Dave Ramsey’s Investing Advice

investing dave ramsey

Dave Ramsey is a popular radio host, national best-selling author and personal finance guru who has helped millions of Americans get out of debt. He is also a founder of Ramsey Solutions, a service that helps people budget and reduce debt. Recognized by GOBankingRates as a Top Money Expert, he has developed a set of simple rules that can help anyone find financial success.

One of the most important parts of his financial advice is to start with a fully funded emergency fund and invest 15% of your income in tax-advantaged retirement accounts. He also emphasizes the importance of seeking a professional advisor and avoids speculative investments like Bitcoin and Dogecoin. However, some of his investing advice leaves room for improvement.

Ramsey’s investing strategy is based around mutual funds. These are funds that pool together the money of many investors and then hire professionals to select individual stocks. They are a great way to diversify your investment portfolio, which can lower your risk and increase your potential for long-term returns.

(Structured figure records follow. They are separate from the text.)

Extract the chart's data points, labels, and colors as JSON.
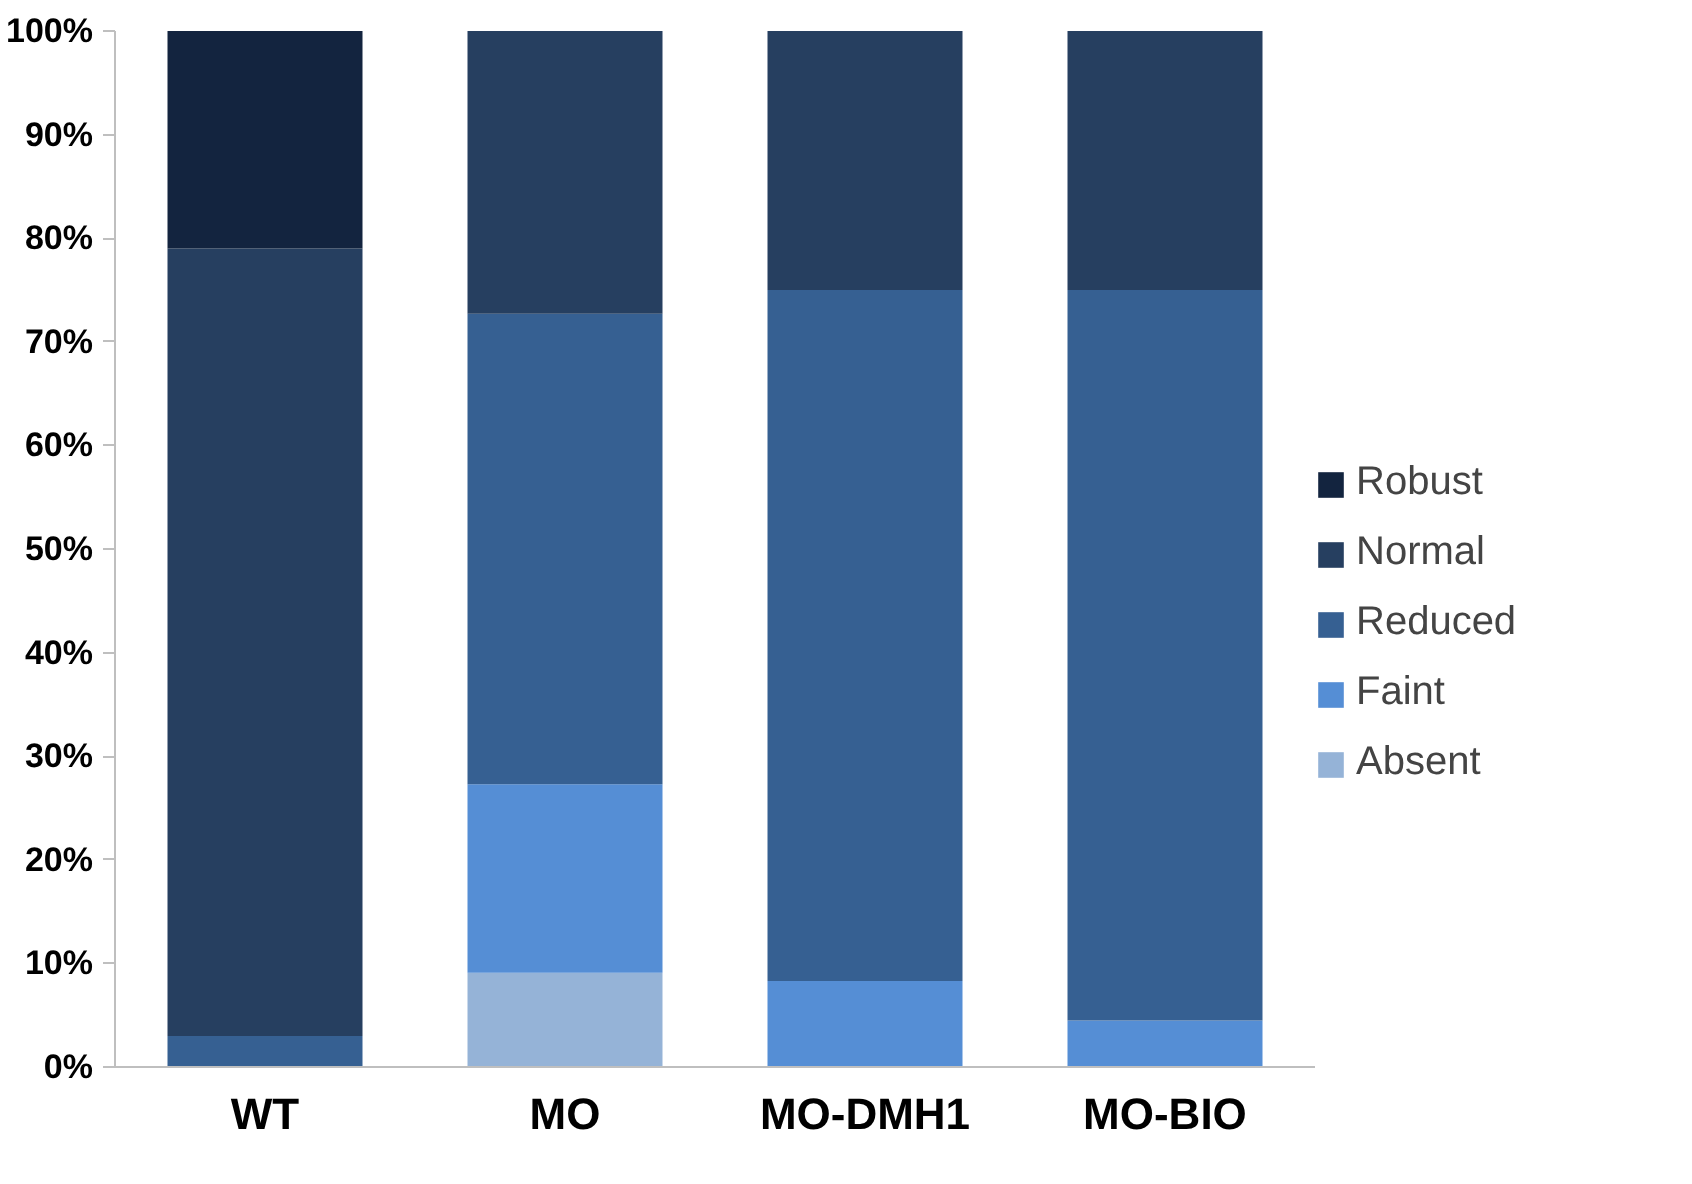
{
  "chart_data": {
    "type": "bar",
    "stacked": true,
    "categories": [
      "WT",
      "MO",
      "MO-DMH1",
      "MO-BIO"
    ],
    "series": [
      {
        "name": "Absent",
        "color": "#95b3d7",
        "values": [
          0,
          9.1,
          0,
          0
        ]
      },
      {
        "name": "Faint",
        "color": "#558ed5",
        "values": [
          0,
          18.2,
          8.3,
          4.5
        ]
      },
      {
        "name": "Reduced",
        "color": "#366092",
        "values": [
          3,
          45.4,
          66.7,
          70.5
        ]
      },
      {
        "name": "Normal",
        "color": "#263f60",
        "values": [
          76,
          27.3,
          25,
          25
        ]
      },
      {
        "name": "Robust",
        "color": "#13243f",
        "values": [
          21,
          0,
          0,
          0
        ]
      }
    ],
    "ylim": [
      0,
      100
    ],
    "yticks": [
      {
        "value": 0,
        "label": "0%"
      },
      {
        "value": 10,
        "label": "10%"
      },
      {
        "value": 20,
        "label": "20%"
      },
      {
        "value": 30,
        "label": "30%"
      },
      {
        "value": 40,
        "label": "40%"
      },
      {
        "value": 50,
        "label": "50%"
      },
      {
        "value": 60,
        "label": "60%"
      },
      {
        "value": 70,
        "label": "70%"
      },
      {
        "value": 80,
        "label": "80%"
      },
      {
        "value": 90,
        "label": "90%"
      },
      {
        "value": 100,
        "label": "100%"
      }
    ],
    "grid": false,
    "legend": "right"
  }
}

Specifically, Ramsey recommends growth stock mutual funds. These funds invest in a broad range of industries and companies and are designed to grow at a faster rate than the overall market. He also recommends buying international funds, which help diversify the risk of your portfolio by investing in foreign companies.

Additionally, he advises people to invest in their employer-sponsored 401(k) if possible. This is a great way to take advantage of matching contributions and save on taxes. He also urges people to invest in low-turnover mutual funds if they can’t afford to max out their 401(k) contributions.

Finally, he advocates saving an extra $100 per month into a separate savings account for investing purposes. This can be a great way to build your wealth over time, especially if you can continue to contribute to it even after you reach the maximum contribution amount.

There are a few investment options that Dave Ramsey doesn’t recommend, including single stocks, bond mutual funds, ETFs, fixed annuities and whole life insurance. These investments tend to have high fees and charges, which can make them less profitable than their more disciplined counterparts.